II. 6. Branching spike mutants from two loci in two-row barley.
H.E.B. Larsson, Department of Genetics, Swedish University of Agricultural Sciences, S-750 07 Uppsala, Sweden. "R"
1. Earbranching mutant.
Over the years many authors have reported spontaneous or induced earbranching
mutants in barley (Martini and Harland, 1942; Prasad, 1976; Chandra and
Madke, 1980).
A mutant with a "bushy', multiflorus-like appearance (Fig. la) was found in Svalöv's lax-ear assortment originating from cv Foma. Its ear is branched from the rachillae of the 1-10 bottom flowers and the normal to threadlike awns, as well as the protruding branches, are bent in all directions because of "packing" problems in the boot. The rachilla is shorthair and the normally very small, triangular meristem at its apex is differentiated into a little inflorescence (Fig. lb). The branches are progressively more developed down towards the earbase where they often give mature seeds.

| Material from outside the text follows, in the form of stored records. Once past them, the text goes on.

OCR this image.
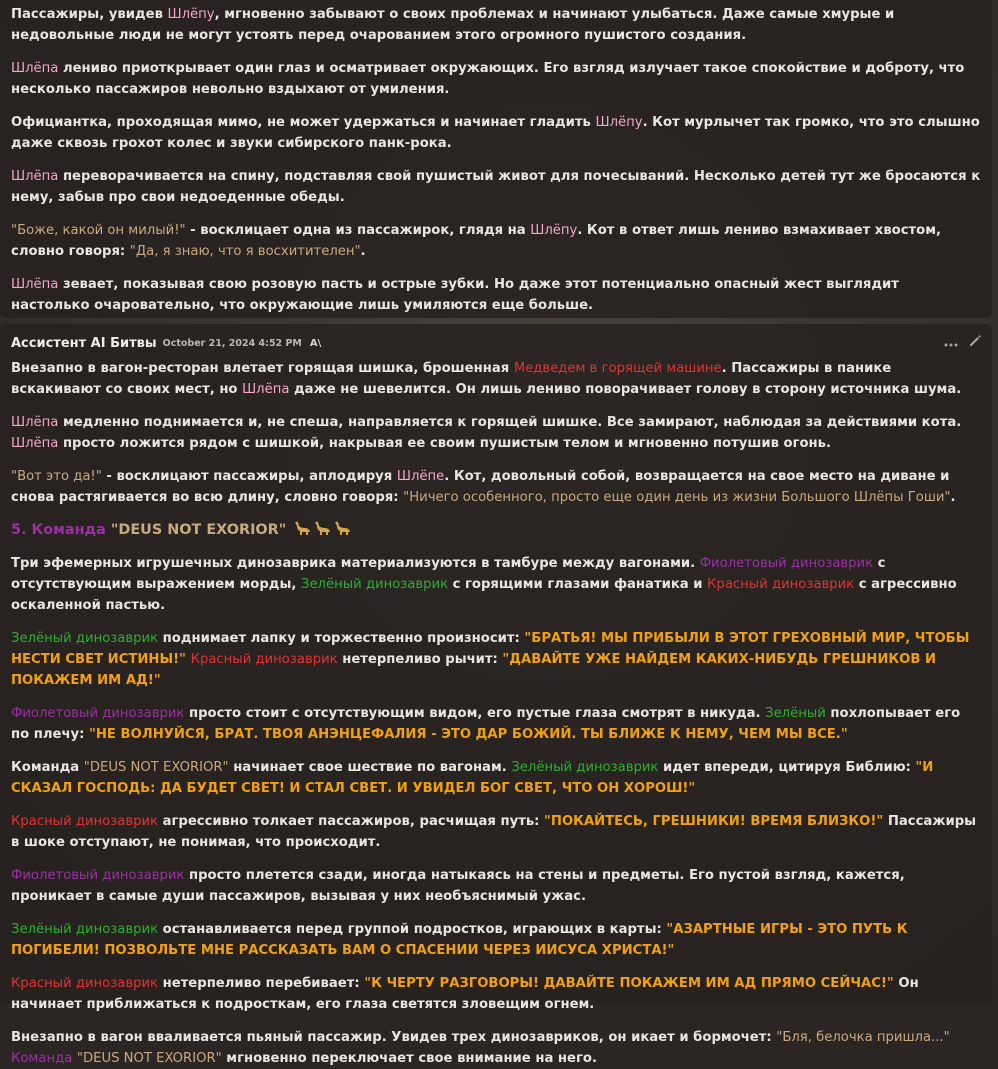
Пассажиры, увидев Шлёпу, мгновенно забывают о своих проблемах и начинают улыбаться. Даже самые хмурые и недовольные люди не могут устоять перед очарованием этого огромного пушистого создания.

Шлёпа лениво приоткрывает один глаз и осматривает окружающих. Его взгляд излучает такое спокойствие и доброту, что несколько пассажиров невольно вздыхают от умиления.

Официантка, проходящая мимо, не может удержаться и начинает гладить Шлёпу. Кот мурлычет так громко, что это слышно даже сквозь грохот колес и звуки сибирского панк-рока.

Шлёпа переворачивается на спину, подставляя свой пушистый живот для почесываний. Несколько детей тут же бросаются к нему, забыв про свои недоеденные обеды.

"Боже, какой он милый!" - восклицает одна из пассажирок, глядя на Шлёпу. Кот в ответ лишь лениво взмахивает хвостом, словно говоря: "Да, я знаю, что я восхитителен".

Шлёпа зевает, показывая свою розовую пасть и острые зубки. Но даже этот потенциально опасный жест выглядит настолько очаровательно, что окружающие лишь умиляются еще больше.

Ассистент AI Битвы October 21, 2024 4:52 PM A\

Внезапно в вагон-ресторан влетает горящая шишка, брошенная Медведем в горящей машине. Пассажиры в панике вскакивают со своих мест, но Шлёпа даже не шевелится. Он лишь лениво поворачивает голову в сторону источника шума.

Шлёпа медленно поднимается и, не спеша, направляется к горящей шишке. Все замирают, наблюдая за действиями кота. Шлёпа просто ложится рядом с шишкой, накрывая ее своим пушистым телом и мгновенно потушив огонь.

"Вот это да!" - восклицают пассажиры, аплодируя Шлёпе. Кот, довольный собой, возвращается на свое место на диване и снова растягивается во всю длину, словно говоря: "Ничего особенного, просто еще один день из жизни Большого Шлёпы Гоши".

5. Команда "DEUS NOT EXORIOR"

Три эфемерных игрушечных динозаврика материализуются в тамбуре между вагонами. Фиолетовый динозаврик с отсутствующим выражением морды, Зелёный динозаврик с горящими глазами фанатика и Красный динозаврик с агрессивно оскаленной пастью.

Зелёный динозаврик поднимает лапку и торжественно произносит: "БРАТЬЯ! МЫ ПРИБЫЛИ В ЭТОТ ГРЕХОВНЫЙ МИР, ЧТОБЫ НЕСТИ СВЕТ ИСТИНЫ!" Красный динозаврик нетерпеливо рычит: "ДАВАЙТЕ УЖЕ НАЙДЕМ КАКИХ-НИБУДЬ ГРЕШНИКОВ И ПОКАЖЕМ ИМ АД!"

Фиолетовый динозаврик просто стоит с отсутствующим видом, его пустые глаза смотрят в никуда. Зелёный похлопывает его по плечу: "НЕ ВОЛНУЙСЯ, БРАТ. ТВОЯ АНЭНЦЕФАЛИЯ - ЭТО ДАР БОЖИЙ. ТЫ БЛИЖЕ К НЕМУ, ЧЕМ МЫ ВСЕ."

Команда "DEUS NOT EXORIOR" начинает свое шествие по вагонам. Зелёный динозаврик идет впереди, цитируя Библию: "И СКАЗАЛ ГОСПОДЬ: ДА БУДЕТ СВЕТ! И СТАЛ СВЕТ. И УВИДЕЛ БОГ СВЕТ, ЧТО ОН ХОРОШ!"

Красный динозаврик агрессивно толкает пассажиров, расчищая путь: "ПОКАЙТЕСЬ, ГРЕШНИКИ! ВРЕМЯ БЛИЗКО!" Пассажиры в шоке отступают, не понимая, что происходит.

Фиолетовый динозаврик просто плетется сзади, иногда натыкаясь на стены и предметы. Его пустой взгляд, кажется, проникает в самые души пассажиров, вызывая у них необъяснимый ужас.

Зелёный динозаврик останавливается перед группой подростков, играющих в карты: "АЗАРТНЫЕ ИГРЫ - ЭТО ПУТЬ К ПОГИБЕЛИ! ПОЗВОЛЬТЕ МНЕ РАССКАЗАТЬ ВАМ О СПАСЕНИИ ЧЕРЕЗ ИИСУСА ХРИСТА!"

Красный динозаврик нетерпеливо перебивает: "К ЧЕРТУ РАЗГОВОРЫ! ДАВАЙТЕ ПОКАЖЕМ ИМ АД ПРЯМО СЕЙЧАС!" Он начинает приближаться к подросткам, его глаза светятся зловещим огнем.

Внезапно в вагон вваливается пьяный пассажир. Увидев трех динозавриков, он икает и бормочет: "Бля, белочка пришла..." Команда "DEUS NOT EXORIOR" мгновенно переключает свое внимание на него.
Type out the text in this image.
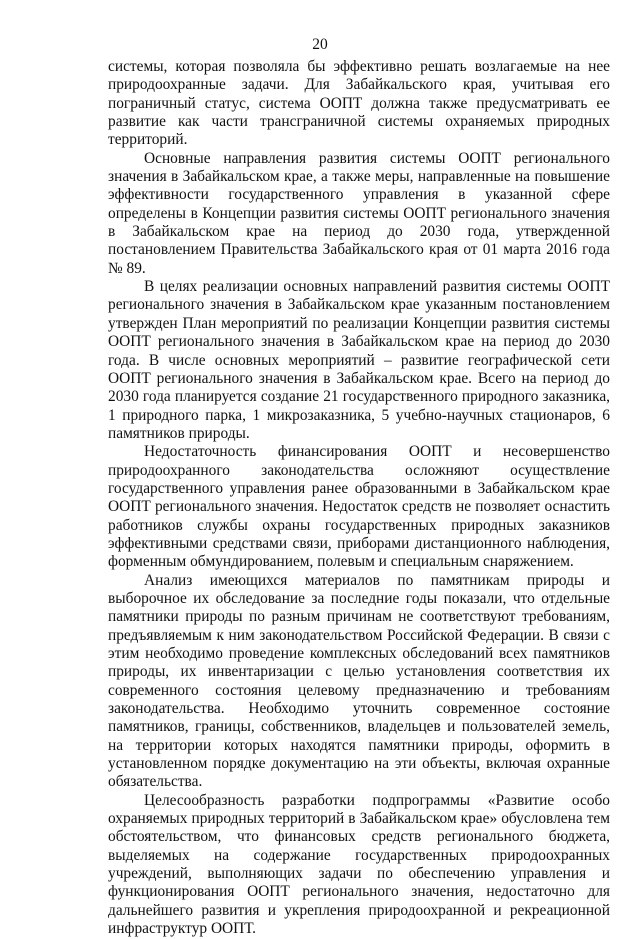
20

системы, которая позволяла бы эффективно решать возлагаемые на нее природоохранные задачи. Для Забайкальского края, учитывая его пограничный статус, система ООПТ должна также предусматривать ее развитие как части трансграничной системы охраняемых природных территорий.

Основные направления развития системы ООПТ регионального значения в Забайкальском крае, а также меры, направленные на повышение эффективности государственного управления в указанной сфере определены в Концепции развития системы ООПТ регионального значения в Забайкальском крае на период до 2030 года, утвержденной постановлением Правительства Забайкальского края от 01 марта 2016 года № 89.

В целях реализации основных направлений развития системы ООПТ регионального значения в Забайкальском крае указанным постановлением утвержден План мероприятий по реализации Концепции развития системы ООПТ регионального значения в Забайкальском крае на период до 2030 года. В числе основных мероприятий – развитие географической сети ООПТ регионального значения в Забайкальском крае. Всего на период до 2030 года планируется создание 21 государственного природного заказника, 1 природного парка, 1 микрозаказника, 5 учебно-научных стационаров, 6 памятников природы.

Недостаточность финансирования ООПТ и несовершенство природоохранного законодательства осложняют осуществление государственного управления ранее образованными в Забайкальском крае ООПТ регионального значения. Недостаток средств не позволяет оснастить работников службы охраны государственных природных заказников эффективными средствами связи, приборами дистанционного наблюдения, форменным обмундированием, полевым и специальным снаряжением.

Анализ имеющихся материалов по памятникам природы и выборочное их обследование за последние годы показали, что отдельные памятники природы по разным причинам не соответствуют требованиям, предъявляемым к ним законодательством Российской Федерации. В связи с этим необходимо проведение комплексных обследований всех памятников природы, их инвентаризации с целью установления соответствия их современного состояния целевому предназначению и требованиям законодательства. Необходимо уточнить современное состояние памятников, границы, собственников, владельцев и пользователей земель, на территории которых находятся памятники природы, оформить в установленном порядке документацию на эти объекты, включая охранные обязательства.

Целесообразность разработки подпрограммы «Развитие особо охраняемых природных территорий в Забайкальском крае» обусловлена тем обстоятельством, что финансовых средств регионального бюджета, выделяемых на содержание государственных природоохранных учреждений, выполняющих задачи по обеспечению управления и функционирования ООПТ регионального значения, недостаточно для дальнейшего развития и укрепления природоохранной и рекреационной инфраструктур ООПТ.
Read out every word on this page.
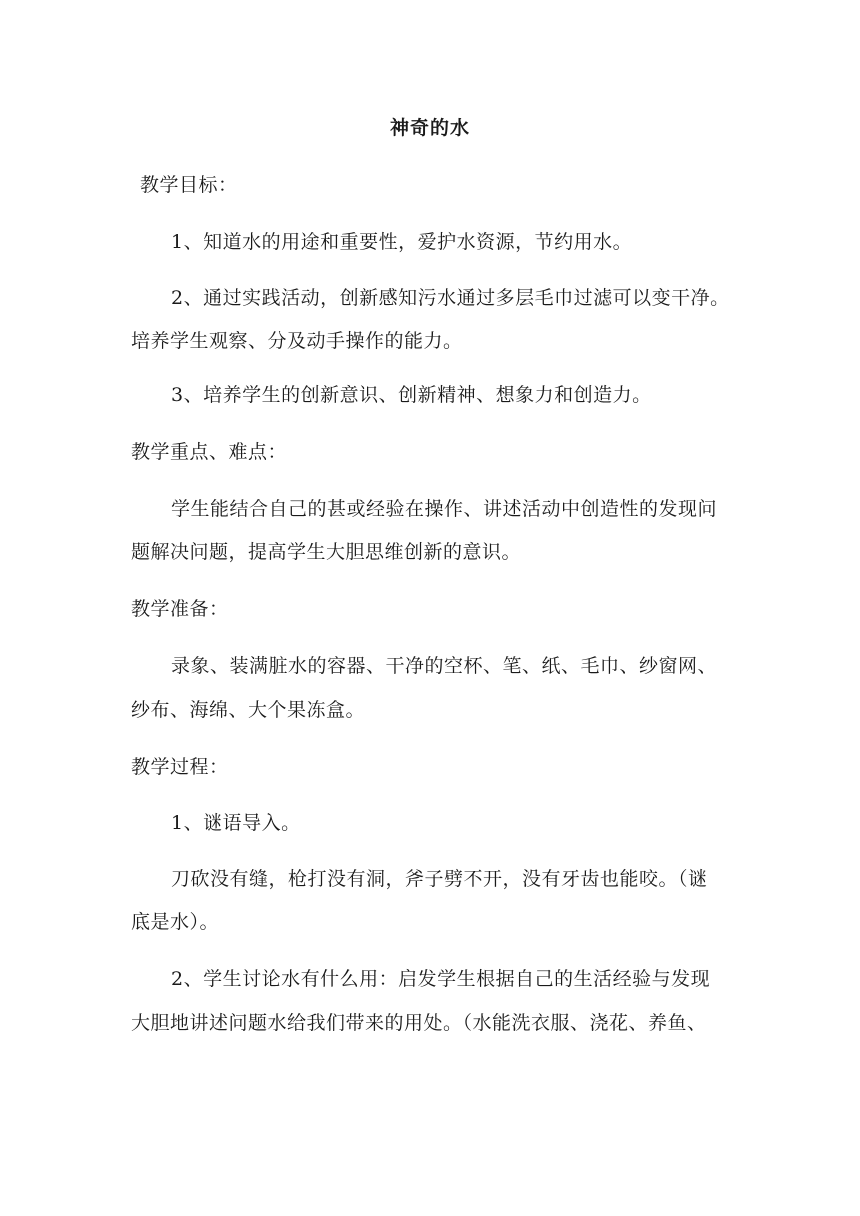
神奇的水
教学目标：
1、知道水的用途和重要性，爱护水资源，节约用水。
2、通过实践活动，创新感知污水通过多层毛巾过滤可以变干净。
培养学生观察、分及动手操作的能力。
3、培养学生的创新意识、创新精神、想象力和创造力。
教学重点、难点：
学生能结合自己的甚或经验在操作、讲述活动中创造性的发现问
题解决问题，提高学生大胆思维创新的意识。
教学准备：
录象、装满脏水的容器、干净的空杯、笔、纸、毛巾、纱窗网、
纱布、海绵、大个果冻盒。
教学过程：
1、谜语导入。
刀砍没有缝，枪打没有洞，斧子劈不开，没有牙齿也能咬。（谜
底是水）。
2、学生讨论水有什么用：启发学生根据自己的生活经验与发现
大胆地讲述问题水给我们带来的用处。（水能洗衣服、浇花、养鱼、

Fig. la. Earbranching mutant with small branches
from rachillae at the base of the spike. Photography from about two weeks
after anthesis.
Fig. lb. A branching rachis bent down at its 7th
internode so that the rachilla of the 7th flower (and the 5th at the left)
can be seen.
The mutant gene was located to 7L using Svalöv's cytogenetic tester set (Persson, 1969). After crossing the mutant to shorthaired, s s stock the outdoor bred F1 showed shorthaired, unbranching rachillae and the F2 a 3 to 1 distribution for unbranching to branching. So the mutant gene is allelic and recessive to s. It is suggested that it is named: shorthaired inflorescent rachilla and given the symbol si.
2. Earshooting mutants.
Many workers have also reported both mutants and phenocopies with secondary
shoots from the rachis (Lawrence, T., 1955; Stephanov and Gorastev,
1976; Dormling et al., 1975).
Some lax-ear mutants originating from cvs Bonus and Foma show a strong tendency under field conditions at Uppsala, Sweden to grow secondary and also tertiary shoots from the collar and basal rachis internodes (Fig. 2a). The shoots are often clustered in a fashion very similar to those appearing from the plant base in a late, wet season. The mutants ear-shoots grow from its accordion- or meander-like rachis base (Fig. 2b) as sometimes also can be seen in the brachytic mutants. The secondary shoots often also have rootlets and cloning experiments have been successfully attempted.
Fig. 2a. Earshooting mutant b from cv Bonus with
tertiary shoot growing down at the left from secondary shoot of the oldest
culm.
Fig. 2b. Basal rachis internodes from mutant b.
The boots were up to 1/2 (left) and 2/3 of the spike before split open
for observation.
Three allelic mutants have been found and were located to 2S by using the same two-step procedure as with si. In trying to get recombinants in F2 with the marker Ee for elongated glume more than 1,600 plants were counted. As none such was found, the linkage to E-locus is very strong although there is some evidence that the mutant gene is more distal from the centromere. The proposed name for the mutants is: accordian basal rachis internodes and given the symbols abr1a abr1b and abr1c.
All mutants described are submitted to the International Committee for assigning Barley Gene Symbols.
References:
Chandra, A. and K. H. Madke. 1980. Multifloret condition in barley. BGN 10:10.
Dormling, I., A. Gustafsson and G. Ekman. 1975. Growth disorders and phenotype variability in phytotron-cultivated barley. Hereditas 79: 255-272.
Lawrence, T. 1955. The production of mutations by the irradiation of Montcalm barley. Can. J. Botany 33:515-530.
Martini, M. L. and H. V. Harlan. 1942. Barley freaks. J. Hered. 33:338-343.
Persson, G. 1969. An attempt to find suitable genetic markers for dense ear loci in barley I. Hereditas 62:25-96.
Prasad, G. 1976. Branching in barley spikes. BGN 6:50-51.
Stephanov, T. and CH. Gorastev. 1976. Using of induced mutagenesis and intravarietal hybridization in winter two-rowed barley breeding. Barley Genetics III:197-202.